The overall reactogenicity was consistent with that reported in a phase 2 clinical trial of ZF2001.¹² In the current trial, 98.5% of the adverse reactions in the ZF2001 group were of grade 1 and 2, according to the criteria of the National Medical Products Administration (Tables S17 through S20), and 1.5% were of grade 3 or higher. The second and third injections did not further increase the incidence of adverse reactions (Table S21).

Serious adverse events were reported by 463 participants (1.6%) — 199 (1.4%) in the ZF2001 group and 264 (1.8%) in the placebo group (Table S23). A total of 4 participants (2 ZF2001 recipients and 2 placebo recipients) reported serious adverse events that were determined by the trial investigators to be related to the investigational products in terms of hypersensitivity. All symptoms resolved after medical treatment without sequelae (Table S24). A total of 48 deaths were documented, but none were attributed to the investigational products (Table S25). No cases of antibody-dependent enhancement or vaccine-enhanced disease were confirmed.

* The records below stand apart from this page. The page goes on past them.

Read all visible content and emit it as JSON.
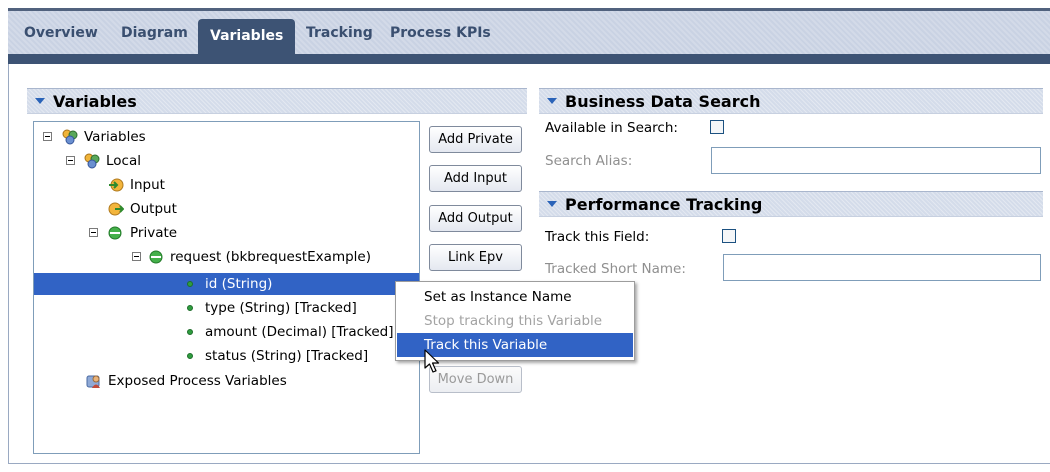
{
  "tabs": [
    "Overview",
    "Diagram",
    "Variables",
    "Tracking",
    "Process KPIs"
  ],
  "active_tab": "Variables",
  "variables_section": {
    "title": "Variables",
    "tree": [
      {
        "label": "Variables"
      },
      {
        "label": "Local"
      },
      {
        "label": "Input"
      },
      {
        "label": "Output"
      },
      {
        "label": "Private"
      },
      {
        "label": "request (bkbrequestExample)"
      },
      {
        "label": "id (String)"
      },
      {
        "label": "type (String) [Tracked]"
      },
      {
        "label": "amount (Decimal) [Tracked]"
      },
      {
        "label": "status (String) [Tracked]"
      },
      {
        "label": "Exposed Process Variables"
      }
    ],
    "buttons": {
      "add_private": "Add Private",
      "add_input": "Add Input",
      "add_output": "Add Output",
      "link_epv": "Link Epv",
      "move_down": "Move Down"
    }
  },
  "business_data_search": {
    "title": "Business Data Search",
    "available_label": "Available in Search:",
    "alias_label": "Search Alias:",
    "alias_value": ""
  },
  "performance_tracking": {
    "title": "Performance Tracking",
    "track_label": "Track this Field:",
    "short_name_label": "Tracked Short Name:",
    "short_name_value": ""
  },
  "context_menu": {
    "items": [
      "Set as Instance Name",
      "Stop tracking this Variable",
      "Track this Variable"
    ]
  },
  "colors": {
    "selection": "#3163c5",
    "tab_active": "#3d5374",
    "header_bg": "#d4dcea"
  }
}
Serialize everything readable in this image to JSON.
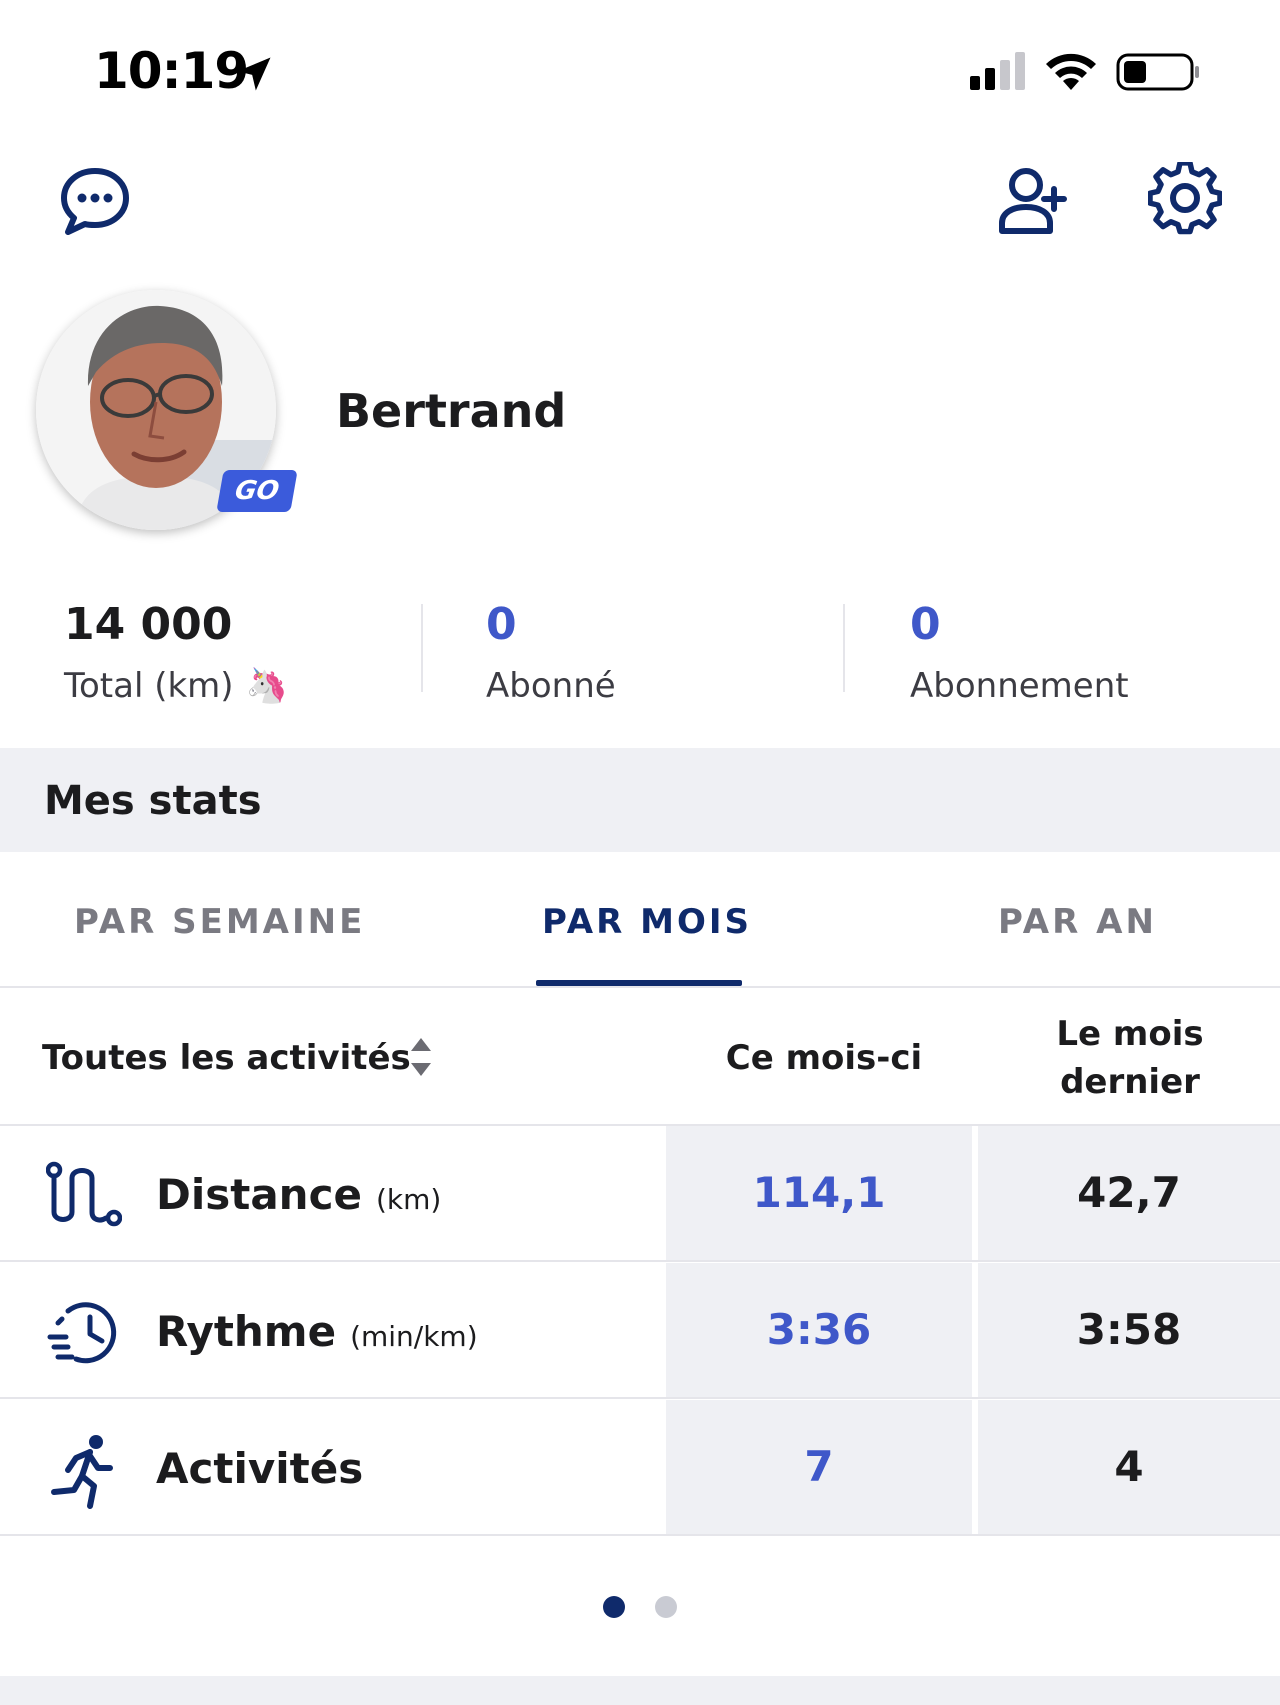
{
  "status_bar": {
    "time": "10:19",
    "icons": [
      "location-arrow-icon",
      "cellular-signal-icon",
      "wifi-icon",
      "battery-icon"
    ]
  },
  "header": {
    "icons": [
      "chat-bubble-icon",
      "add-user-icon",
      "settings-gear-icon"
    ]
  },
  "profile": {
    "name": "Bertrand",
    "badge": "GO"
  },
  "counters": [
    {
      "value": "14 000",
      "label": "Total (km)",
      "emoji": "🦄"
    },
    {
      "value": "0",
      "label": "Abonné"
    },
    {
      "value": "0",
      "label": "Abonnement"
    }
  ],
  "stats": {
    "title": "Mes stats",
    "tabs": [
      {
        "label": "PAR SEMAINE",
        "active": false
      },
      {
        "label": "PAR MOIS",
        "active": true
      },
      {
        "label": "PAR AN",
        "active": false
      }
    ],
    "filter": "Toutes les activités",
    "columns": {
      "this": "Ce mois-ci",
      "last_line1": "Le mois",
      "last_line2": "dernier"
    },
    "rows": [
      {
        "name": "Distance",
        "unit": "(km)",
        "this": "114,1",
        "last": "42,7",
        "icon": "route-icon"
      },
      {
        "name": "Rythme",
        "unit": "(min/km)",
        "this": "3:36",
        "last": "3:58",
        "icon": "pace-clock-icon"
      },
      {
        "name": "Activités",
        "unit": "",
        "this": "7",
        "last": "4",
        "icon": "runner-icon"
      }
    ]
  },
  "pagination": {
    "current": 1,
    "total": 2
  },
  "colors": {
    "accent_blue": "#3f58c9",
    "navy": "#0f2a6b",
    "panel_gray": "#eff0f4"
  }
}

The incidence of adverse events was lower among the participants 60 years of age or older than among those 18 to 59 years of age (28.8% vs. 42.3%), as were the incidences of unsolicited and solicited adverse events and local and systemic reactions (Figure 3A). Among the participants 60 years of age or older in the ZF2001 group, reactogenicity events were mainly grade 1 and 2 (96.7% of events), and no vaccine-related serious adverse events occurred.